The rising waters of Devils Lake are turning central North Dakota into a rough version of the Netherlands. Highways once bordered by pastureland now slice through acres of lake water like lonely causeways. Makeshift dikes protect buildings. Farmers now fish where they once raised crops.

The lake has tripled in size since 1993, and weather forecasters say it could rise another two feet this summer. It's threatening highways and rail service and even shutting down rural towns.

No one, however, is quite sure what to do about it. The obvious solution - building an outlet to lower the water - is mired in environmental and international politics.
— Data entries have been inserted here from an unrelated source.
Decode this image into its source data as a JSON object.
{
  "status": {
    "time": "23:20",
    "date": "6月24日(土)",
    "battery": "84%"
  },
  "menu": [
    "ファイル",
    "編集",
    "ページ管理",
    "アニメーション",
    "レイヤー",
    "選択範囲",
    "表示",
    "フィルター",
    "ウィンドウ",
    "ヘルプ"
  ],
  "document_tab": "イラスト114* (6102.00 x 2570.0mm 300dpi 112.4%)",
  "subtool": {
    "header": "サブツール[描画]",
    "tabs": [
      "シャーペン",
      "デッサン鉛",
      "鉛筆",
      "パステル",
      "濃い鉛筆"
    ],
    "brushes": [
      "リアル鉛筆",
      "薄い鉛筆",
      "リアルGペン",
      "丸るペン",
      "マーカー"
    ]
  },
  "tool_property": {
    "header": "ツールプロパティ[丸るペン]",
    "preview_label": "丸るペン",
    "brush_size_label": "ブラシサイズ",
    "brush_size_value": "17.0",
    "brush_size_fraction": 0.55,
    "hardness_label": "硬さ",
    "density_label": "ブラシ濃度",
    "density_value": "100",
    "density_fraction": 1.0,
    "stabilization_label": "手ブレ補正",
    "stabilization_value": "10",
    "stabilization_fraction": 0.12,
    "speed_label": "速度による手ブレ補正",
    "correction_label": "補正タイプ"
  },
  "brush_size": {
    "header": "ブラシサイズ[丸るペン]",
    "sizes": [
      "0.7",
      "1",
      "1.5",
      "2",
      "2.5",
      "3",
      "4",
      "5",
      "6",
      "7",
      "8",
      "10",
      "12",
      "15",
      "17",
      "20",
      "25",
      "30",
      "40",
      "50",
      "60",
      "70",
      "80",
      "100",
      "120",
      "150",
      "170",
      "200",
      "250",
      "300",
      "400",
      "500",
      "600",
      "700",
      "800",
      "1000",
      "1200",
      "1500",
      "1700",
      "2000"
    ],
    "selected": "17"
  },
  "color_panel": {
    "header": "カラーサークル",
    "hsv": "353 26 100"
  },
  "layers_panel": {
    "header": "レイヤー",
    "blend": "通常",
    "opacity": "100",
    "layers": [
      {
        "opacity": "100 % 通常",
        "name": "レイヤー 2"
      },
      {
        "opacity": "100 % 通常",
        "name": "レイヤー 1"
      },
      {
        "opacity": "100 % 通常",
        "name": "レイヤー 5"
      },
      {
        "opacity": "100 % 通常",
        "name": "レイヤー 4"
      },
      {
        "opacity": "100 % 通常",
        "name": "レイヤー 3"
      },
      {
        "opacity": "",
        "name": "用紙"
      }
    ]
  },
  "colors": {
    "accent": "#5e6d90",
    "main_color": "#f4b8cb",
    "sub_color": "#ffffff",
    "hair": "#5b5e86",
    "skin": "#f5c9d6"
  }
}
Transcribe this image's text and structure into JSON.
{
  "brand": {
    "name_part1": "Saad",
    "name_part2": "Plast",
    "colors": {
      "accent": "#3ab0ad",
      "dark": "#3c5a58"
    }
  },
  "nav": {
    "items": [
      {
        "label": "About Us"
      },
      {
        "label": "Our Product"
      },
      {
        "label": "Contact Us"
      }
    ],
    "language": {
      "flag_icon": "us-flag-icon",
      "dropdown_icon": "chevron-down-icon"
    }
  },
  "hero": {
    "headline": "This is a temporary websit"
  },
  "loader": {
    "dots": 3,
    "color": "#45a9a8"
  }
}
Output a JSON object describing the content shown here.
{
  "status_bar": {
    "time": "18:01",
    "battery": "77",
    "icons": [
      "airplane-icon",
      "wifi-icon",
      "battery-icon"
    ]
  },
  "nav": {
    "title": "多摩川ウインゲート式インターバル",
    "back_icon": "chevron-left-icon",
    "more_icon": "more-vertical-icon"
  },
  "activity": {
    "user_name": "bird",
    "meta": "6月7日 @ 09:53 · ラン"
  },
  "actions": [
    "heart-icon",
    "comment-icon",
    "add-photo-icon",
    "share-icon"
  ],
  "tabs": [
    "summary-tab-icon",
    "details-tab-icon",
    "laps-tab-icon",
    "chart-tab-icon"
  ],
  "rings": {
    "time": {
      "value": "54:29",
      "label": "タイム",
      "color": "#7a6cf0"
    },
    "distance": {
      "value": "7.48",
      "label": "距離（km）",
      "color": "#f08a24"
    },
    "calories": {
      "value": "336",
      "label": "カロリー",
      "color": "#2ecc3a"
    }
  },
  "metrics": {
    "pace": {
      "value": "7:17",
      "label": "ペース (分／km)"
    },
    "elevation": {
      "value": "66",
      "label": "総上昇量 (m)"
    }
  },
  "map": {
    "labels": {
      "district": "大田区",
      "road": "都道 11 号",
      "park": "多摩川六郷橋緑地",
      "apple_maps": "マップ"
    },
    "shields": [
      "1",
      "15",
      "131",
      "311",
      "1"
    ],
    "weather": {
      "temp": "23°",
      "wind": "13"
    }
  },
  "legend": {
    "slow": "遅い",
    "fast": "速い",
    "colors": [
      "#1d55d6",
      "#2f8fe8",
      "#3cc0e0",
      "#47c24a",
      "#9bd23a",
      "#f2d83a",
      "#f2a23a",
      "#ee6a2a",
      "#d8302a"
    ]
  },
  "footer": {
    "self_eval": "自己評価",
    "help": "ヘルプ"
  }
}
So government officials have spent eight years and more than $300 million raising bridges, building dikes, and buying out threatened homeowners. But such stop-gap measures will mean little if unusually high rainfall continues.

"We're in a wet cycle, and we don't know if we are near the peak or at the bottom," says Richard Anderson, executive director of the North Central Planning Council in Devils Lake.

Two weeks ago, the federal government announced a new $1.6 million program that would pay threatened homeowners 85 percent of the value of their house and one garage. The move helps people avert complete losses. But it's depopulating a countryside already struggling with rural decline.

Consider Churchs Ferry. When Paul Christenson was elected mayor last June, 86 people turned out to vote. Today, Mr. Christenson, his family, and one other household are all that's left. Everyone else has moved out, having taken advantage of a previous buyout program.

Still, the town sports a post office. Christenson remains mayor, and the other couple in town agreed to be city council members. A few still-functioning businesses draw patrons from elsewhere.

But most of the houses here sit empty, with "no trespassing" notices peeking out of windows. At one of the two homes still occupied, someone has turned a brightly painted boat into a lawn ornament, dubbing it the "HMS Justin Case."

"It's way different," says Christenson, who misses looking out his window and seeing a neighbor. The pride of keeping up one's yard is gone, he adds. "This winter at Christmastime, I just had to force myself to decorate my home."

The flooding has hurt businesses, too. Just down the road, the BTR Farmers Co-op is looking for a new site.

"The level of this floor right here is 1,453 feet above sea level," says Gregory J. Nelson, the co-op's general manager, pointing to the floor of his office. "Devils Lake was 1,446.7 last Friday.... We could be out of here next year."

Abandoning its current $6 million facility would prove costly. Even under the best-case scenario, with flood insurance covering as much as the co-op thinks it should, the shareowners would lose roughly half of their equity.

Meanwhile, the Burlington Northern Santa Fe railroad has started round-the-clock inspections of a nearby track bed threatened by the water. Although it's not the railroad's main line through North Dakota, Amtrak uses the track to run the Empire Builder, one of its premier long-distance trains, to connect Chicago with the Pacific Northwest. If Burlington Northern does have to close the track, "we'd probably find another route," says Amtrak spokesman Kevin Johnson.

Farmers have borne the brunt of the flooding. More than 75,000 acres of land, much of it farmland, now lies under water. While federal programs cover losses to buildings due to flooding, they don't compensate for flooded land.

"Pretty soon there won't be anything left," says Dan Webster, who farms in Churchs Ferry. High water has pushed him off nearly a third of the 5,000 acres he farms (although he's been able to rent other land). Some of the buildings on his family homestead have been flooded, and the rest surrounded.

The worst part, Mr. Webster says, is the waiting. "It would be my hope that if ... the lake continues to rise, they do something for the people who get wiped out by it, so we can get on with our lives."

Federal, state, and local officials have pushed for years to build a channel from the lake south to the Sheyenne River. The main problem: Downstream communities worry the salty lake water would exacerbate flooding problems and ruin the river's water quality.

To complicate matters, the Sheyenne empties into the Red River, which flows north into Canada. And Canadians worry that organisms found in Devils Lake would invade Manitoba waters and damage its fishing and tourism industries.

If the high rainfall continues, the lake will flow into Canada on its own. Already, nearby Stump Lake has risen 18 inches since spring, thanks to the runoff from Devils Lake.

At numerous times during the past 10,000 years, the US Geologic Survey has concluded the lake has overflowed naturally into the Sheyenne. If that happens again, Devils Lake would double its present size and flood an area in North Dakota 70 miles wide.

"Outlet - that's the only solution," says Lowell Haagenson, fishing off one of the area bridges that has been raised but still stands only about two feet above water. "They're going to get the water anyway."